В конце фильма массовое вмешательство прессы и телевидения, второе по счёту, снова провоцирует драму - убийство технического директора бойцами спецназа, - драму, призванную заменить несостоявшуюся ядерную катастрофу.
Гомология ядерного и телевизионного прочитывается непосредственно в видеоряде: ничто так не похоже на центр наблюдения и дистанционного управления электростанцией, как телевизионные студии, и пульты управления ядерным процессом смешиваются в одном воображаемом с пультами в студиях записи и телевещания.

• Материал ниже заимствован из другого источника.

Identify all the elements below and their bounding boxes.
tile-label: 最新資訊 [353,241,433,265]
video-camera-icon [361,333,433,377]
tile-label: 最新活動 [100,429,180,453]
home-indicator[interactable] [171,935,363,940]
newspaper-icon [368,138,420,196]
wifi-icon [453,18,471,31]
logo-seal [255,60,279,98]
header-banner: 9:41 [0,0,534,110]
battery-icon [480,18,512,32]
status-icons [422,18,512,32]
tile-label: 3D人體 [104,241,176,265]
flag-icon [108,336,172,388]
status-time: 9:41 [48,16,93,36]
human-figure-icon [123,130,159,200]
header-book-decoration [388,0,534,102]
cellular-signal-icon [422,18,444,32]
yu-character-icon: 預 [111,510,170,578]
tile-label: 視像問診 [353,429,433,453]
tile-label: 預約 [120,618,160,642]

Поэтому всё проходит между этими двумя полюсами: другой центр, центр реактора, в общем, истинная суть дела, о котором мы ничего не узнаем, этот центр похож на реальное, скрытое и неразборчивое и, в сущности, не имеет никакого значения в фильме (когда нам пытаются доказать обратное через неизбежный характер катастрофы, в плане воображаемого это не проходит: драма разыгрывается на экране, и нигде больше).